Here’s an, er, interesting outcome of yesterday’s Kavanaugh confirmation vote: liberals are, at least on Twitter, (again) suggesting that the Senate is “broken” because small states have the same representation as large states.
Here’s Matt Yglesias,
I have an even crazier proposal.
What if instead of one house of congress that slightly overrepresents residents of small states and a second house that massively overrepresents residents of small states, maybe we should have a system that treats everyone equally? https://t.co/bIYwVLkKwB
— Matthew Yglesias (@mattyglesias) October 7, 2018
and after pushback, a follower of his replied,
ah true, you'd have to keep a ceremonial body called the Senate if you read that to mean they can't abolish the Senate
— Ian Monroe
And here’s Ken Dilanian from NBC:
It may not happen in our lifetimes, but the idea that North Dakota and New York get the same representation in the Senate has to change. “Senators representing less than half the U.S. are about to confirm a nominee opposed by most Americans” https://t.co/DAZWYT9Txg
— Ken Dilanian (@KenDilanianNBC) October 6, 2018
As a reminder, here’s Article 5 of the Constitution:
The Congress, whenever two thirds of both Houses shall deem it necessary, shall propose Amendments to this Constitution, or, on the Application of the Legislatures of two thirds of the several States, shall call a Convention for proposing Amendments, which, in either Case, shall be valid to all Intents and Purposes, as Part of this Constitution, when ratified by the Legislatures of three fourths of the several States, or by Conventions in three fourths thereof, as the one or the other Mode of Ratification may be proposed by the Congress; Provided that no Amendment which may be made prior to the Year One thousand eight hundred and eight shall in any Manner affect the first and fourth Clauses in the Ninth Section of the first Article; and that no State, without its Consent, shall be deprived of its equal Suffrage in the Senate.

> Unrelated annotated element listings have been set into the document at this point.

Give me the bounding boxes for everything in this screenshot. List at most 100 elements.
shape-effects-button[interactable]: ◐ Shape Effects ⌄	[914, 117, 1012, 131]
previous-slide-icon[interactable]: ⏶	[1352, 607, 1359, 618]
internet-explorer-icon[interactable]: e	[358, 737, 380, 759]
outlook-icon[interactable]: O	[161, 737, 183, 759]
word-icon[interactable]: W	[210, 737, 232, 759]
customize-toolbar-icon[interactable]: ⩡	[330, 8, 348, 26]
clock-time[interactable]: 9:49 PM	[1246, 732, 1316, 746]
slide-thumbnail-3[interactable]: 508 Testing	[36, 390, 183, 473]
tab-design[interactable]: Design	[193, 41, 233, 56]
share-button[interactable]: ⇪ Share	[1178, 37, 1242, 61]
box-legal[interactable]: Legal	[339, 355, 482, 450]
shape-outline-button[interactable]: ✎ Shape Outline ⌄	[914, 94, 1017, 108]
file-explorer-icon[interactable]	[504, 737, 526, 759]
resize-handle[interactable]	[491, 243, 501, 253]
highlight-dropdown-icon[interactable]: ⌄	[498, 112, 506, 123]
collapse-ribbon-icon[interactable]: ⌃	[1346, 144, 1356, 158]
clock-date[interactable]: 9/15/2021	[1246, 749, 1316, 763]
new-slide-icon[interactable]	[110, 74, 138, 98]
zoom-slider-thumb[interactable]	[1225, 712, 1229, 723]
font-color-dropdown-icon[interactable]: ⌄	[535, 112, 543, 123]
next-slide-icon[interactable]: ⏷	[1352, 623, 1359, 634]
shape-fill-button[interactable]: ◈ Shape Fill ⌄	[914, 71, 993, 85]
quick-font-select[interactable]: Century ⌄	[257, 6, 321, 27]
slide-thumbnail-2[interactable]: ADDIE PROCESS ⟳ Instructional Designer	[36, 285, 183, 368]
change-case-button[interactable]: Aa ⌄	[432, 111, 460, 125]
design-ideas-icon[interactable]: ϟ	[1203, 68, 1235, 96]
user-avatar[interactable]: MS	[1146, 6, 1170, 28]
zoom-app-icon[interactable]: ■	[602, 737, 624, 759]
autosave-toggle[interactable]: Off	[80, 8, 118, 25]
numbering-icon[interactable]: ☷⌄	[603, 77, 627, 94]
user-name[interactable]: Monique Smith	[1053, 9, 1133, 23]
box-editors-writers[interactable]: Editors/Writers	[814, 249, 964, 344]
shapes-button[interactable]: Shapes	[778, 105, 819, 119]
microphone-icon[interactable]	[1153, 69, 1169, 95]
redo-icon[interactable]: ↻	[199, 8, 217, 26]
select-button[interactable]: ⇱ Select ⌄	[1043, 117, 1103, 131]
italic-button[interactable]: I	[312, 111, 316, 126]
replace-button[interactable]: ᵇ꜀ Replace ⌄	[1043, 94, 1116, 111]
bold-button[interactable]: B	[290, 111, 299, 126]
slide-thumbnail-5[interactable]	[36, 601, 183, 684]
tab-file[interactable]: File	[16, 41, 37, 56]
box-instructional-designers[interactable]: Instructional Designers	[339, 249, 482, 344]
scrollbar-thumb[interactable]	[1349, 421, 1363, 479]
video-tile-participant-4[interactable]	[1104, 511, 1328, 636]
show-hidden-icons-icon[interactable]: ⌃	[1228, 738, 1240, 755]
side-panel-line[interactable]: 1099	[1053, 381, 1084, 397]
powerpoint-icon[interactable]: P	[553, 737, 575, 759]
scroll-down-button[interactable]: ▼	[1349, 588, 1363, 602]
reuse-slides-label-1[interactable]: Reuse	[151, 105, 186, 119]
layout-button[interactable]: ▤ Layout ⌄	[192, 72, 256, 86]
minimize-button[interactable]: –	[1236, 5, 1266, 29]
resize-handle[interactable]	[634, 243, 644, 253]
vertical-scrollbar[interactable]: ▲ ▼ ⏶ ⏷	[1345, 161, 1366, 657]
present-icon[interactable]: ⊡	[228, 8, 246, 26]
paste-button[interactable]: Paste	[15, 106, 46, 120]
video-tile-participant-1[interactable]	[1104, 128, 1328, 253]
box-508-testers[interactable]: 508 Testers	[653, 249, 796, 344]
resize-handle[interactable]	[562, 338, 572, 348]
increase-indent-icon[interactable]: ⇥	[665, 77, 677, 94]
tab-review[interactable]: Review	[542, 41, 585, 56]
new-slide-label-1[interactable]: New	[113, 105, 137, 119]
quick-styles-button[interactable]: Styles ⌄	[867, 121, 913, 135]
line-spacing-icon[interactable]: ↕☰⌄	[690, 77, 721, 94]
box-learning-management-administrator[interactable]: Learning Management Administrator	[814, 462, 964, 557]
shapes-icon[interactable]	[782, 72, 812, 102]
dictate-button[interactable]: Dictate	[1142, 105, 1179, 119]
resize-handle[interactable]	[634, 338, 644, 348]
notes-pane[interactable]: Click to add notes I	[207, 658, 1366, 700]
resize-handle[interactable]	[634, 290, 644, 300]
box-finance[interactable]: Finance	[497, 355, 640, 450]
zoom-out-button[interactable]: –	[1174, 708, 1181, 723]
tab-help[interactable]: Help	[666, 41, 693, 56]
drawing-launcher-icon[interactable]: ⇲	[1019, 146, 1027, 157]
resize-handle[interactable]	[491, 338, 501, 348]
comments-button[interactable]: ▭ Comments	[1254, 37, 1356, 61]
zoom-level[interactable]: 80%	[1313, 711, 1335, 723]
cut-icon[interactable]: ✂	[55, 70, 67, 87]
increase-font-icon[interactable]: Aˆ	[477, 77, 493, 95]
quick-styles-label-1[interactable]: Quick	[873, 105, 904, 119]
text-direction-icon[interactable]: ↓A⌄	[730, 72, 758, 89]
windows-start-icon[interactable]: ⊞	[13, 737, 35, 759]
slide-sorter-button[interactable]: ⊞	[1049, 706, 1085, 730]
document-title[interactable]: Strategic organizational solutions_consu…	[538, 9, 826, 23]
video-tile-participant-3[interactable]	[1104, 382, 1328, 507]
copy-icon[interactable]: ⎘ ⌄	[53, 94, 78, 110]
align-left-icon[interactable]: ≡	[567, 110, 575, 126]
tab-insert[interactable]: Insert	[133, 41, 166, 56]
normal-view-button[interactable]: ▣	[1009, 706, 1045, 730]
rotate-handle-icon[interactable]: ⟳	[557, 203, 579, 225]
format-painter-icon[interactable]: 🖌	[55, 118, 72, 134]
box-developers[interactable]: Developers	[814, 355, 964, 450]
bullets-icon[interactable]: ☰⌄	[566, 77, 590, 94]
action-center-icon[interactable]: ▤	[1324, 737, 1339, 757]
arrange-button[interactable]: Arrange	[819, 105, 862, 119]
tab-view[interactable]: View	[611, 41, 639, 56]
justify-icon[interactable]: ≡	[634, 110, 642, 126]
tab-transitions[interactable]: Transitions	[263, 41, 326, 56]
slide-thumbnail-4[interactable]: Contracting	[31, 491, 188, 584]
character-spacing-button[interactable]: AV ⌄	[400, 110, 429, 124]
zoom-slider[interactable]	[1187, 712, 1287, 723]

So, folks, you cannot change the provision that the Senate’s members are based on states rather than proportionality, without a whole new constitution.
And, no, you cannot solve this by simply declaring that the Senate may still exist but shall have all its powers taken away from it.
It’s not going to happen.
Perhaps at some point there may be a widespread preference for a wholly new structure — for instance, a parliamentary system, which I am in general in favor of, but less keen on considering the splintering and fragmentation we’re seeing in places such as Germany. And in that case, perhaps the preference for such a system will be strong enough that the citizenry will be willing to abandon the current structure of Senate and House both. But that seems rather unlikely, doesn’t it?